BSP expected to raise key rates

MANILA, Philippines - Monetary authorities are likely to raise rates further as inflationary pressures are still high and June’s deceleration is primarily led by the slowdown of housing prices, a leading bank economist said.

In its latest global research, HSBC economist  Trinh Nguyen said at the July 31 meeting, the Bangko Sentral ng Pilipinas (BSP) will likely increase the main policy rate (reverse repurchase agreement) by 25 basis points, taking the rate to 3.75 percent.

Nguyen noted that headline inflation decelerated slightly on lower housing costs. But food prices remained elevated, reflecting supply-side constraints.

 “Excess liquidity is another concern; credit growth accelerated in May. The government will import more rice to mitigate supply shocks but food prices will remain high,” she said.

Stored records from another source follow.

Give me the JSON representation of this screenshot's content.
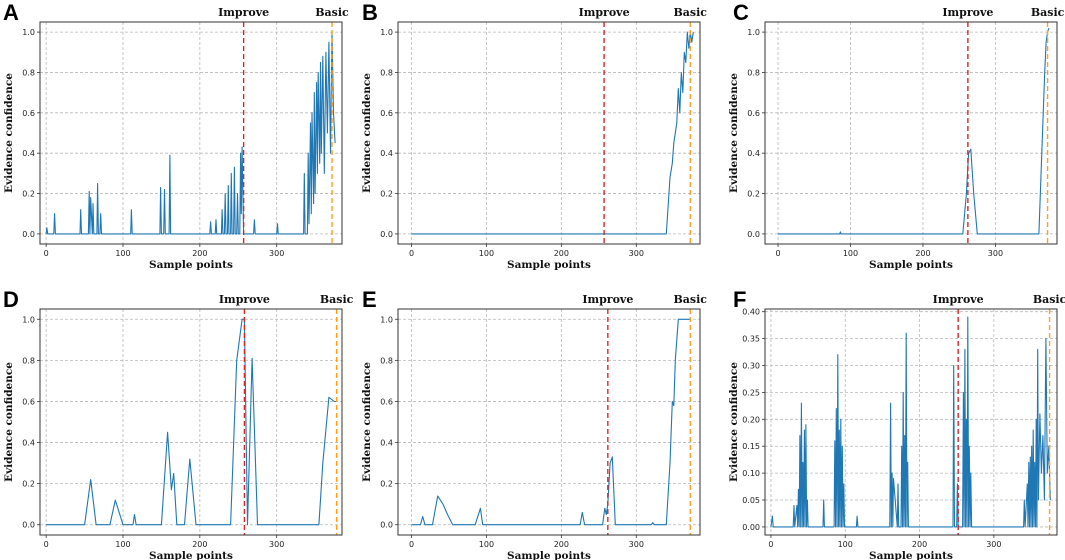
{
  "chart_data": [
    {
      "panel": "A",
      "type": "line",
      "xlabel": "Sample points",
      "ylabel": "Evidence confidence",
      "xlim": [
        -8,
        385
      ],
      "ylim": [
        -0.05,
        1.05
      ],
      "xticks": [
        0,
        100,
        200,
        300
      ],
      "yticks": [
        0.0,
        0.2,
        0.4,
        0.6,
        0.8,
        1.0
      ],
      "ytick_labels": [
        "0.0",
        "0.2",
        "0.4",
        "0.6",
        "0.8",
        "1.0"
      ],
      "markers": [
        {
          "label": "Improve",
          "x": 257,
          "color": "#d62728"
        },
        {
          "label": "Basic",
          "x": 372,
          "color": "#ff9f1c"
        }
      ],
      "series": [
        {
          "name": "evidence",
          "x": [
            0,
            1,
            2,
            3,
            10,
            11,
            12,
            13,
            44,
            45,
            46,
            55,
            56,
            57,
            58,
            60,
            61,
            62,
            66,
            67,
            68,
            70,
            71,
            72,
            110,
            111,
            112,
            148,
            149,
            150,
            153,
            154,
            155,
            160,
            161,
            162,
            163,
            213,
            214,
            215,
            220,
            221,
            222,
            228,
            229,
            230,
            232,
            233,
            234,
            236,
            237,
            238,
            240,
            241,
            242,
            244,
            245,
            246,
            248,
            249,
            250,
            252,
            253,
            254,
            255,
            256,
            257,
            258,
            270,
            271,
            272,
            300,
            301,
            302,
            335,
            336,
            337,
            340,
            341,
            342,
            344,
            345,
            346,
            348,
            349,
            350,
            352,
            353,
            354,
            356,
            357,
            358,
            360,
            362,
            364,
            366,
            368,
            370,
            372,
            374,
            376
          ],
          "values": [
            0,
            0.03,
            0,
            0,
            0,
            0.1,
            0,
            0,
            0,
            0.12,
            0,
            0,
            0.21,
            0,
            0.18,
            0,
            0.15,
            0,
            0,
            0.25,
            0,
            0,
            0.1,
            0,
            0,
            0.12,
            0,
            0,
            0.23,
            0,
            0,
            0.22,
            0,
            0,
            0.39,
            0,
            0,
            0,
            0.06,
            0,
            0,
            0.07,
            0,
            0,
            0.12,
            0,
            0,
            0.2,
            0,
            0,
            0.24,
            0,
            0,
            0.3,
            0,
            0,
            0.33,
            0,
            0,
            0.2,
            0,
            0,
            0.4,
            0.1,
            0.43,
            0.2,
            0,
            0,
            0,
            0.07,
            0,
            0,
            0.05,
            0,
            0,
            0.3,
            0,
            0,
            0.4,
            0.05,
            0.55,
            0.1,
            0.6,
            0.15,
            0.7,
            0.2,
            0.75,
            0.3,
            0.8,
            0.35,
            0.85,
            0.4,
            0.88,
            0.3,
            0.9,
            0.5,
            0.95,
            0.4,
            1.0,
            0.6,
            0.45
          ]
        }
      ]
    },
    {
      "panel": "B",
      "type": "line",
      "xlabel": "Sample points",
      "ylabel": "Evidence confidence",
      "xlim": [
        -18,
        385
      ],
      "ylim": [
        -0.05,
        1.05
      ],
      "xticks": [
        0,
        100,
        200,
        300
      ],
      "yticks": [
        0.0,
        0.2,
        0.4,
        0.6,
        0.8,
        1.0
      ],
      "ytick_labels": [
        "0.0",
        "0.2",
        "0.4",
        "0.6",
        "0.8",
        "1.0"
      ],
      "markers": [
        {
          "label": "Improve",
          "x": 257,
          "color": "#d62728"
        },
        {
          "label": "Basic",
          "x": 372,
          "color": "#ff9f1c"
        }
      ],
      "series": [
        {
          "name": "evidence",
          "x": [
            0,
            340,
            345,
            348,
            350,
            352,
            354,
            356,
            358,
            360,
            362,
            364,
            366,
            368,
            370,
            372,
            374,
            376
          ],
          "values": [
            0,
            0,
            0.28,
            0.35,
            0.45,
            0.5,
            0.55,
            0.72,
            0.6,
            0.8,
            0.7,
            0.9,
            0.85,
            1.0,
            0.92,
            1.0,
            0.95,
            1.0
          ]
        }
      ]
    },
    {
      "panel": "C",
      "type": "line",
      "xlabel": "Sample points",
      "ylabel": "Evidence confidence",
      "xlim": [
        -18,
        385
      ],
      "ylim": [
        -0.05,
        1.05
      ],
      "xticks": [
        0,
        100,
        200,
        300
      ],
      "yticks": [
        0.0,
        0.2,
        0.4,
        0.6,
        0.8,
        1.0
      ],
      "ytick_labels": [
        "0.0",
        "0.2",
        "0.4",
        "0.6",
        "0.8",
        "1.0"
      ],
      "markers": [
        {
          "label": "Improve",
          "x": 262,
          "color": "#d62728"
        },
        {
          "label": "Basic",
          "x": 372,
          "color": "#ff9f1c"
        }
      ],
      "series": [
        {
          "name": "evidence",
          "x": [
            0,
            85,
            86,
            87,
            255,
            260,
            263,
            266,
            270,
            275,
            360,
            365,
            368,
            370,
            372,
            374
          ],
          "values": [
            0,
            0,
            0.01,
            0,
            0,
            0.2,
            0.4,
            0.42,
            0.2,
            0,
            0,
            0.5,
            0.8,
            0.95,
            1.0,
            1.02
          ]
        }
      ]
    },
    {
      "panel": "D",
      "type": "line",
      "xlabel": "Sample points",
      "ylabel": "Evidence confidence",
      "xlim": [
        -8,
        385
      ],
      "ylim": [
        -0.05,
        1.05
      ],
      "xticks": [
        0,
        100,
        200,
        300
      ],
      "yticks": [
        0.0,
        0.2,
        0.4,
        0.6,
        0.8,
        1.0
      ],
      "ytick_labels": [
        "0.0",
        "0.2",
        "0.4",
        "0.6",
        "0.8",
        "1.0"
      ],
      "markers": [
        {
          "label": "Improve",
          "x": 258,
          "color": "#d62728"
        },
        {
          "label": "Basic",
          "x": 378,
          "color": "#ff9f1c"
        }
      ],
      "series": [
        {
          "name": "evidence",
          "x": [
            0,
            50,
            58,
            65,
            83,
            90,
            100,
            103,
            113,
            115,
            117,
            150,
            158,
            163,
            166,
            170,
            180,
            187,
            195,
            240,
            248,
            255,
            258,
            262,
            268,
            275,
            355,
            360,
            368,
            375,
            378
          ],
          "values": [
            0,
            0,
            0.22,
            0,
            0,
            0.12,
            0,
            0,
            0,
            0.05,
            0,
            0,
            0.45,
            0.17,
            0.25,
            0,
            0,
            0.32,
            0,
            0,
            0.8,
            1.0,
            1.0,
            0,
            0.81,
            0,
            0,
            0.3,
            0.62,
            0.6,
            0.6
          ]
        }
      ]
    },
    {
      "panel": "E",
      "type": "line",
      "xlabel": "Sample points",
      "ylabel": "Evidence confidence",
      "xlim": [
        -18,
        385
      ],
      "ylim": [
        -0.05,
        1.05
      ],
      "xticks": [
        0,
        100,
        200,
        300
      ],
      "yticks": [
        0.0,
        0.2,
        0.4,
        0.6,
        0.8,
        1.0
      ],
      "ytick_labels": [
        "0.0",
        "0.2",
        "0.4",
        "0.6",
        "0.8",
        "1.0"
      ],
      "markers": [
        {
          "label": "Improve",
          "x": 262,
          "color": "#d62728"
        },
        {
          "label": "Basic",
          "x": 372,
          "color": "#ff9f1c"
        }
      ],
      "series": [
        {
          "name": "evidence",
          "x": [
            0,
            12,
            15,
            18,
            28,
            35,
            42,
            48,
            55,
            85,
            92,
            95,
            100,
            225,
            228,
            231,
            255,
            258,
            260,
            262,
            265,
            268,
            272,
            278,
            320,
            322,
            324,
            340,
            345,
            348,
            350,
            352,
            356,
            358,
            372
          ],
          "values": [
            0,
            0,
            0.04,
            0,
            0,
            0.14,
            0.1,
            0.05,
            0,
            0,
            0.08,
            0,
            0,
            0,
            0.06,
            0,
            0,
            0.08,
            0.05,
            0.1,
            0.3,
            0.33,
            0,
            0,
            0,
            0.01,
            0,
            0,
            0.3,
            0.6,
            0.58,
            0.8,
            1.0,
            1.0,
            1.0
          ]
        }
      ]
    },
    {
      "panel": "F",
      "type": "line",
      "xlabel": "Sample points",
      "ylabel": "Evidence confidence",
      "xlim": [
        -8,
        385
      ],
      "ylim": [
        -0.015,
        0.405
      ],
      "xticks": [
        0,
        100,
        200,
        300
      ],
      "yticks": [
        0.0,
        0.05,
        0.1,
        0.15,
        0.2,
        0.25,
        0.3,
        0.35,
        0.4
      ],
      "ytick_labels": [
        "0.00",
        "0.05",
        "0.10",
        "0.15",
        "0.20",
        "0.25",
        "0.30",
        "0.35",
        "0.40"
      ],
      "markers": [
        {
          "label": "Improve",
          "x": 252,
          "color": "#d62728"
        },
        {
          "label": "Basic",
          "x": 375,
          "color": "#ff9f1c"
        }
      ],
      "series": [
        {
          "name": "evidence",
          "x": [
            0,
            2,
            3,
            4,
            30,
            31,
            32,
            35,
            36,
            37,
            38,
            39,
            40,
            41,
            42,
            43,
            44,
            45,
            46,
            47,
            48,
            49,
            50,
            70,
            71,
            72,
            85,
            86,
            87,
            88,
            89,
            90,
            91,
            92,
            93,
            94,
            95,
            96,
            97,
            98,
            99,
            100,
            115,
            116,
            117,
            160,
            161,
            162,
            163,
            164,
            165,
            170,
            171,
            172,
            175,
            176,
            177,
            178,
            179,
            180,
            181,
            182,
            183,
            184,
            185,
            245,
            246,
            247,
            250,
            251,
            252,
            258,
            259,
            260,
            261,
            262,
            263,
            264,
            265,
            266,
            267,
            268,
            269,
            270,
            340,
            341,
            342,
            345,
            346,
            347,
            348,
            349,
            350,
            351,
            352,
            353,
            354,
            355,
            356,
            357,
            358,
            359,
            360,
            362,
            364,
            366,
            368,
            370,
            372,
            374,
            376
          ],
          "values": [
            0,
            0.02,
            0,
            0,
            0,
            0.04,
            0,
            0.04,
            0,
            0.07,
            0,
            0.17,
            0,
            0.23,
            0,
            0.12,
            0,
            0.18,
            0,
            0.19,
            0,
            0.05,
            0,
            0,
            0.05,
            0,
            0,
            0.16,
            0,
            0.22,
            0,
            0.32,
            0,
            0.18,
            0,
            0.2,
            0,
            0.15,
            0,
            0.08,
            0,
            0,
            0,
            0.02,
            0,
            0,
            0.23,
            0,
            0.1,
            0,
            0.09,
            0,
            0.08,
            0,
            0,
            0.15,
            0,
            0.25,
            0,
            0.17,
            0,
            0.36,
            0,
            0.12,
            0,
            0,
            0.3,
            0,
            0,
            0.08,
            0,
            0,
            0.25,
            0,
            0.33,
            0,
            0.2,
            0,
            0.39,
            0,
            0.15,
            0,
            0.1,
            0,
            0,
            0.05,
            0,
            0.08,
            0,
            0.12,
            0,
            0.13,
            0,
            0.15,
            0,
            0.18,
            0,
            0.12,
            0,
            0.2,
            0,
            0.33,
            0.05,
            0.21,
            0.1,
            0.17,
            0.05,
            0.35,
            0.1,
            0.15,
            0.05
          ]
        }
      ]
    }
  ]
}
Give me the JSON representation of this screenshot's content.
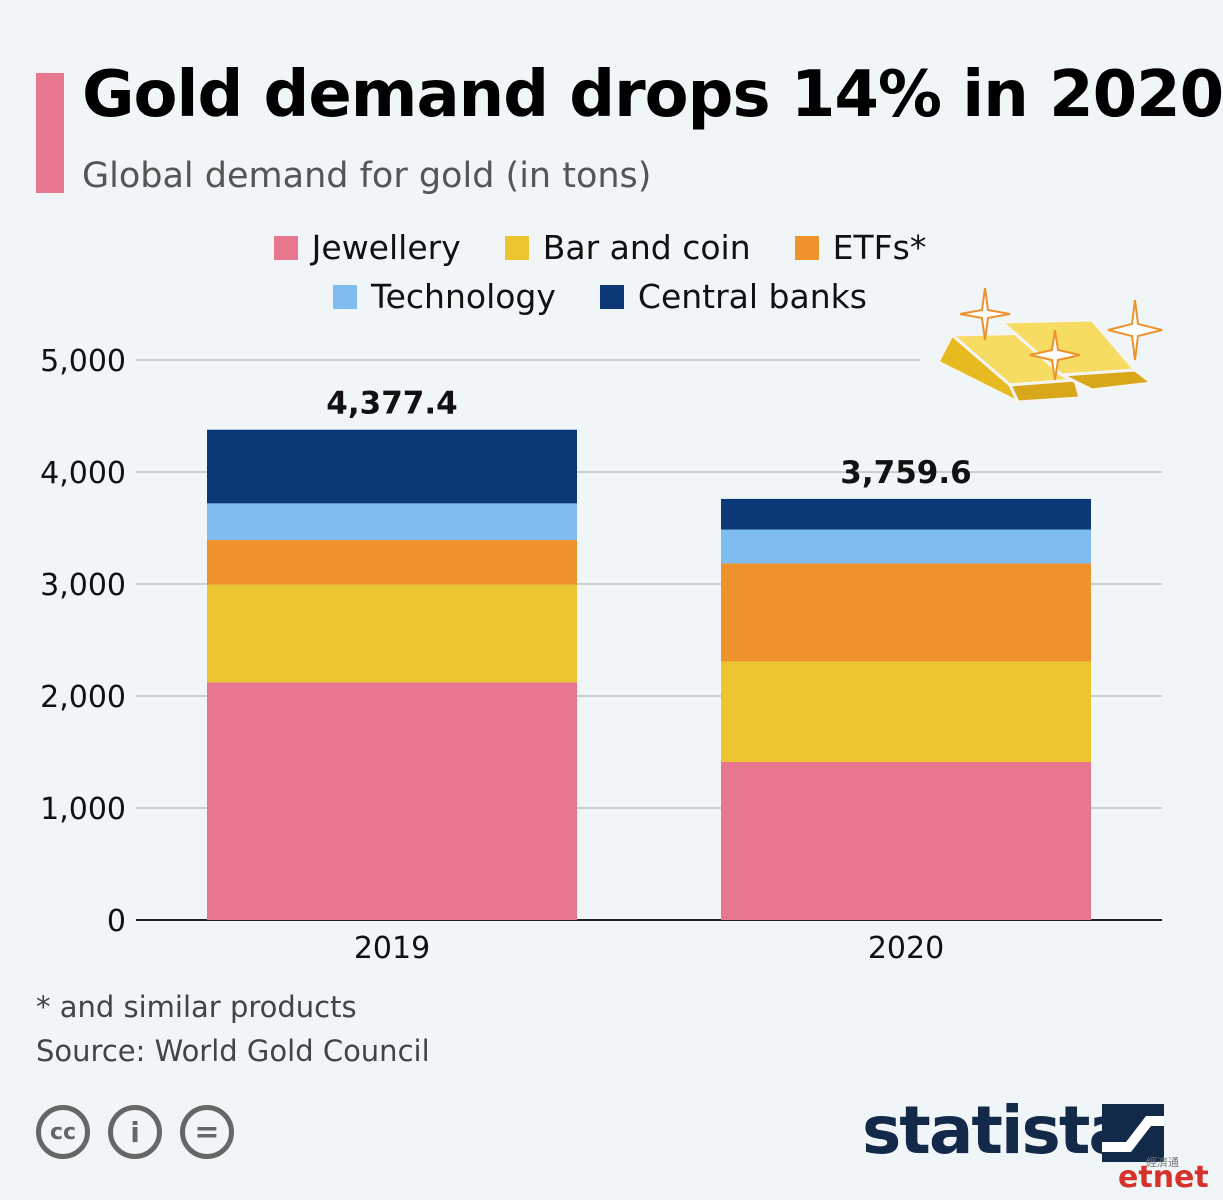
{
  "header": {
    "title": "Gold demand drops 14% in 2020",
    "subtitle": "Global demand for gold (in tons)"
  },
  "chart_data": {
    "type": "bar",
    "stacked": true,
    "title": "Gold demand drops 14% in 2020",
    "subtitle": "Global demand for gold (in tons)",
    "categories": [
      "2019",
      "2020"
    ],
    "series": [
      {
        "name": "Jewellery",
        "values": [
          2122,
          1411
        ],
        "color": "#e8768f"
      },
      {
        "name": "Bar and coin",
        "values": [
          873,
          896
        ],
        "color": "#ebc52f"
      },
      {
        "name": "ETFs*",
        "values": [
          398,
          877
        ],
        "color": "#ef922e"
      },
      {
        "name": "Technology",
        "values": [
          327,
          302
        ],
        "color": "#7fbcef"
      },
      {
        "name": "Central banks",
        "values": [
          657.4,
          273.6
        ],
        "color": "#0c3878"
      }
    ],
    "totals": [
      "4,377.4",
      "3,759.6"
    ],
    "y_ticks": [
      "0",
      "1,000",
      "2,000",
      "3,000",
      "4,000",
      "5,000"
    ],
    "ylim": [
      0,
      5000
    ],
    "xlabel": "",
    "ylabel": "",
    "grid": true,
    "legend_position": "top"
  },
  "footer": {
    "footnote": "* and similar products",
    "source": "Source: World Gold Council"
  },
  "license_icons": [
    {
      "name": "cc-icon",
      "glyph": "cc"
    },
    {
      "name": "by-person-icon",
      "glyph": "i"
    },
    {
      "name": "nd-equals-icon",
      "glyph": "="
    }
  ],
  "brand": {
    "name": "statista"
  },
  "watermark": {
    "text": "etnet",
    "chinese": "經濟通"
  },
  "colors": {
    "accent": "#e8768f",
    "brand": "#12294a",
    "gridline": "#b5b9bc",
    "background": "#f0f5f8"
  }
}
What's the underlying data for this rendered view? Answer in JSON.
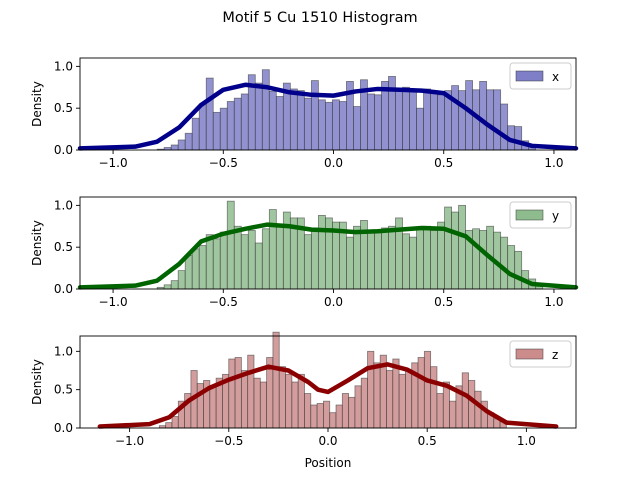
{
  "chart_data": [
    {
      "type": "bar",
      "subtype": "histogram-with-kde",
      "legend_label": "x",
      "legend_loc": "upper right",
      "ylabel": "Density",
      "xlim": [
        -1.15,
        1.1
      ],
      "ylim": [
        0,
        1.1
      ],
      "xticks": [
        "−1.0",
        "−0.5",
        "0.0",
        "0.5",
        "1.0"
      ],
      "xtick_values": [
        -1.0,
        -0.5,
        0.0,
        0.5,
        1.0
      ],
      "yticks": [
        "0.0",
        "0.5",
        "1.0"
      ],
      "ytick_values": [
        0.0,
        0.5,
        1.0
      ],
      "bar_color": "#7f7fc8",
      "kde_color": "#00008b",
      "bin_start": -0.8,
      "bin_width": 0.0318,
      "hist_values": [
        0.01,
        0.03,
        0.06,
        0.12,
        0.2,
        0.38,
        0.55,
        0.86,
        0.45,
        0.5,
        0.58,
        0.62,
        0.67,
        0.9,
        0.8,
        0.96,
        0.7,
        0.64,
        0.8,
        0.73,
        0.71,
        0.62,
        0.83,
        0.6,
        0.57,
        0.6,
        0.58,
        0.82,
        0.52,
        0.84,
        0.67,
        0.66,
        0.82,
        0.88,
        0.72,
        0.75,
        0.73,
        0.5,
        0.73,
        0.68,
        0.66,
        0.71,
        0.77,
        0.71,
        0.83,
        0.72,
        0.82,
        0.72,
        0.72,
        0.55,
        0.29,
        0.28,
        0.11,
        0.05,
        0.0
      ],
      "kde": {
        "x": [
          -1.15,
          -0.9,
          -0.8,
          -0.7,
          -0.6,
          -0.5,
          -0.4,
          -0.3,
          -0.2,
          -0.1,
          0.0,
          0.1,
          0.2,
          0.3,
          0.4,
          0.5,
          0.6,
          0.7,
          0.8,
          0.9,
          1.1
        ],
        "y": [
          0.02,
          0.04,
          0.1,
          0.27,
          0.54,
          0.72,
          0.78,
          0.75,
          0.69,
          0.66,
          0.65,
          0.7,
          0.73,
          0.72,
          0.71,
          0.68,
          0.5,
          0.3,
          0.12,
          0.05,
          0.02
        ]
      }
    },
    {
      "type": "bar",
      "subtype": "histogram-with-kde",
      "legend_label": "y",
      "legend_loc": "upper right",
      "ylabel": "Density",
      "xlim": [
        -1.15,
        1.1
      ],
      "ylim": [
        0,
        1.1
      ],
      "xticks": [
        "−1.0",
        "−0.5",
        "0.0",
        "0.5",
        "1.0"
      ],
      "xtick_values": [
        -1.0,
        -0.5,
        0.0,
        0.5,
        1.0
      ],
      "yticks": [
        "0.0",
        "0.5",
        "1.0"
      ],
      "ytick_values": [
        0.0,
        0.5,
        1.0
      ],
      "bar_color": "#8fbc8f",
      "kde_color": "#006400",
      "bin_start": -0.8,
      "bin_width": 0.0318,
      "hist_values": [
        0.02,
        0.05,
        0.1,
        0.22,
        0.4,
        0.48,
        0.52,
        0.65,
        0.6,
        0.68,
        1.05,
        0.75,
        0.65,
        0.7,
        0.55,
        0.72,
        0.95,
        0.75,
        0.92,
        0.85,
        0.85,
        0.65,
        0.73,
        0.88,
        0.85,
        0.8,
        0.8,
        0.62,
        0.75,
        0.82,
        0.7,
        0.7,
        0.73,
        0.75,
        0.85,
        0.66,
        0.62,
        0.72,
        0.75,
        0.7,
        0.8,
        0.98,
        0.92,
        1.0,
        0.7,
        0.72,
        0.7,
        0.75,
        0.68,
        0.62,
        0.52,
        0.45,
        0.22,
        0.12,
        0.05
      ],
      "kde": {
        "x": [
          -1.15,
          -0.9,
          -0.8,
          -0.7,
          -0.6,
          -0.5,
          -0.4,
          -0.3,
          -0.2,
          -0.1,
          0.0,
          0.1,
          0.2,
          0.3,
          0.4,
          0.5,
          0.6,
          0.7,
          0.8,
          0.9,
          1.1
        ],
        "y": [
          0.02,
          0.04,
          0.1,
          0.3,
          0.57,
          0.66,
          0.72,
          0.77,
          0.75,
          0.71,
          0.7,
          0.68,
          0.69,
          0.71,
          0.73,
          0.72,
          0.63,
          0.4,
          0.18,
          0.06,
          0.02
        ]
      }
    },
    {
      "type": "bar",
      "subtype": "histogram-with-kde",
      "legend_label": "z",
      "legend_loc": "upper right",
      "ylabel": "Density",
      "xlabel": "Position",
      "xlim": [
        -1.25,
        1.25
      ],
      "ylim": [
        0,
        1.2
      ],
      "xticks": [
        "−1.0",
        "−0.5",
        "0.0",
        "0.5",
        "1.0"
      ],
      "xtick_values": [
        -1.0,
        -0.5,
        0.0,
        0.5,
        1.0
      ],
      "yticks": [
        "0.0",
        "0.5",
        "1.0"
      ],
      "ytick_values": [
        0.0,
        0.5,
        1.0
      ],
      "bar_color": "#cd8c8c",
      "kde_color": "#8b0000",
      "bin_start": -0.85,
      "bin_width": 0.0318,
      "hist_values": [
        0.03,
        0.07,
        0.15,
        0.35,
        0.45,
        0.75,
        0.58,
        0.62,
        0.55,
        0.65,
        0.7,
        0.9,
        0.92,
        0.75,
        0.95,
        0.65,
        0.6,
        0.92,
        1.25,
        0.8,
        0.7,
        0.6,
        0.7,
        0.45,
        0.3,
        0.32,
        0.35,
        0.2,
        0.3,
        0.45,
        0.4,
        0.55,
        0.65,
        1.0,
        0.85,
        0.95,
        0.75,
        0.9,
        0.7,
        0.75,
        0.85,
        0.92,
        1.0,
        0.8,
        0.45,
        0.6,
        0.35,
        0.55,
        0.72,
        0.62,
        0.48,
        0.35,
        0.2,
        0.12,
        0.08
      ],
      "kde": {
        "x": [
          -1.15,
          -0.9,
          -0.8,
          -0.7,
          -0.6,
          -0.5,
          -0.4,
          -0.3,
          -0.2,
          -0.1,
          -0.05,
          0.0,
          0.1,
          0.2,
          0.3,
          0.4,
          0.5,
          0.6,
          0.7,
          0.8,
          0.9,
          1.15
        ],
        "y": [
          0.02,
          0.05,
          0.14,
          0.36,
          0.52,
          0.63,
          0.72,
          0.8,
          0.75,
          0.6,
          0.5,
          0.47,
          0.62,
          0.78,
          0.83,
          0.76,
          0.62,
          0.55,
          0.42,
          0.22,
          0.07,
          0.02
        ]
      }
    }
  ],
  "figure": {
    "title": "Motif 5 Cu 1510 Histogram",
    "xlabel": "Position"
  }
}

 “The central bank raised the special deposit account (SDA) by 25bps and the RRR by two percentage points to temper inflationary pressures. The respite from lower housing costs, however, is temporary and inflationary pressures will likely remain high,” she added.

The HSBC economist also said they expect the BSP to raise its main policy rates in July by 25bps, taking the benchmark rate to four percent by yearend.

According to Nguyen, June headline inflation decelerated to 4.4 percent year-on-year.

On a month-on-month basis, June inflation rose 0.4 percent month-on-month from 0.5 percent in May.

She noted that food inflation accelerated to 7.4 percent from 6.7 percent in May.

Core inflation decelerated to 2.8 percent in June from 3.1 percent in April.

Credit growth accelerated in May to 19.6 percent from 19.4 percent in April.

“Some negative supply shocks from Super Typhoon Yolanda are dissipating, including housing prices. Food prices, however, are still elevated and will continue to increase in the coming months,” she said.

Food inflation rose a staggering 7.4 percent in June. With the impact of the positive output gap still filtering through and food and energy prices expected to spike over the summer, headline inflation will approach the upper end of the BSP’s 2014 3-5 percent target range.

She said excess liquidity could pose as another “headache”.

 “M3 decelerated to 28.1 percent y-o-y in May from 32.1 percent in April, but still remains high. What’s more worrying is the acceleration of credit growth, which rose 19.6 percent in May from 19.4 percet in April, further stoking inflationary pressures,” she said.

 “The central bank will be lowering both the lower and upper ends of its inflation target in 2015, to a range of 2-4 percent (from 3-5 percent in 2014),” she noted.

She said, “We see this target being breached unless the BSP tightens monetary policy further to mop up liquidity and dampen demand.”

“We forecast headline inflation to average 4.2 percent in 2015. More worrying are long-term structural issues. Production, whether it’s food or electricity, is still short of what’s needed to keep up with rising demand. El Niño will likely exacerbate these supply constraints,” she said.

The Bangko Sentral ng Pilipinas (BSP) raised the SDA rate by 25bp to 2.25 percent in the previous meeting.

The central bank also increased the reserve requirement ratio (RRR) by 2ppt to 20 percent in the past meetings.